石破大臣 今回、大阪府からいろんな御提案をいただいております。
 私どもとして、厚労省とこの提案を基にいろいろな検討を行うことになりますが、そのときの大前提は、保育の質を低下させないことというのが前提となっております。ですから、それが前提なのであって、その上でいろいろな検討を行うということでございます。
 そうしますと、保育の質というものが、これによって本当に保たれるんでしょうね、低下しないんでしょうねということがまず第一に検討されなければいけないし、保育の質が下がるというようなことがありとせば、それは元々前提が崩れることになりますので、そういうお話には相なりません。
 ですから、保育の質とは何であるか、安全性とは何であるかということがこの議論の前提でございますから、そこにおいて大阪の提案というものが保育の質というものを維持することになるのかどうかということが議論されることになると思っております。

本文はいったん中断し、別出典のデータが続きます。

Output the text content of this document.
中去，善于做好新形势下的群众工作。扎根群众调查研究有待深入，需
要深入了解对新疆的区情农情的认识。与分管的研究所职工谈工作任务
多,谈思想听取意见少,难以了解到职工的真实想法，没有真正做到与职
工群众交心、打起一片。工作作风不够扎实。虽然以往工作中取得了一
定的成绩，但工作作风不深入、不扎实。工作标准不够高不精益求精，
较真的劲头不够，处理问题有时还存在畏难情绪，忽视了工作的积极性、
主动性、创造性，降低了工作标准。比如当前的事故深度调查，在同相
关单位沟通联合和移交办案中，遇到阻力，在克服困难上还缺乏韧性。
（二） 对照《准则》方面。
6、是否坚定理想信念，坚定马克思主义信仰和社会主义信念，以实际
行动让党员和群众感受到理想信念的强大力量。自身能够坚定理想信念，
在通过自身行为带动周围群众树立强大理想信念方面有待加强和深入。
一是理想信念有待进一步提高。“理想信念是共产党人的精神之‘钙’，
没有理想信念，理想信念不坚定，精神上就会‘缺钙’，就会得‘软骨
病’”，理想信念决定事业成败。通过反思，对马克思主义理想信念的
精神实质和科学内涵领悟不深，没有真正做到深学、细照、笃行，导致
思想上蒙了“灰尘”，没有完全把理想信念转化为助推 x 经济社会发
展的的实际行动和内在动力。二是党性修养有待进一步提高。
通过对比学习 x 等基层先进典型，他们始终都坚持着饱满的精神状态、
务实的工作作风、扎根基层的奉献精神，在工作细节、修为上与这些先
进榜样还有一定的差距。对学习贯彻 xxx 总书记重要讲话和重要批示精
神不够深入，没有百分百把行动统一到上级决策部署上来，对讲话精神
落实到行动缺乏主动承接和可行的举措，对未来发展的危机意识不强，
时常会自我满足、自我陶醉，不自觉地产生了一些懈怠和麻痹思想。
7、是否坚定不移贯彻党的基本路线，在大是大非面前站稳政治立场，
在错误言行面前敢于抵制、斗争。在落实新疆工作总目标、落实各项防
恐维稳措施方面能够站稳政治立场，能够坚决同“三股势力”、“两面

山下よしき 私は、この提案では保育の質が維持されることにはならないと、もうそのことは既に実際に死亡事故等で明らかになっていると思います。
 日経新聞が、この大阪の提案が参議院選挙の後の臨時国会でもう法案になって出てくるという報道がありましたけれども、これは事実ですか。

石破大臣 そのような事実を政府として決定したことはございません。あくまで保育の質というものを低下させないということが大前提でございます。一方におきまして、待機児童の増加、あるいは保育士の方々、特に潜在保育士の方々が現場に随分と、60人ぐらいでしょうかそれ以上でしょうか、出ていないという状況がございます。
 そういたしますと、そういうようなことを総合的に考えてみるべきことなのであって、日本経済新聞を私も拝読、拝読というかな、読みましたが、そのような事実は政府として決定したことはございません。

山下よしき 時間参りました。
 待機児童の解消は、言わずもがな、大事なんです。しかし、それは保育の質が保たれてこそですよね。私たちは、やはり認可保育所を増やす、そのためには土地がやっぱり必要ですから、土地さえ提供してもらえば、やりたい人はいっぱいいます。もう八か月で建ちましたという大阪市の新しい保育所も何か所も見ましたけれども、そして保育士の待遇を改善する、そちらの方に国が責任を果たすことこそ本来のあるべき姿だ、そのことを申し上げて、質問を終わります。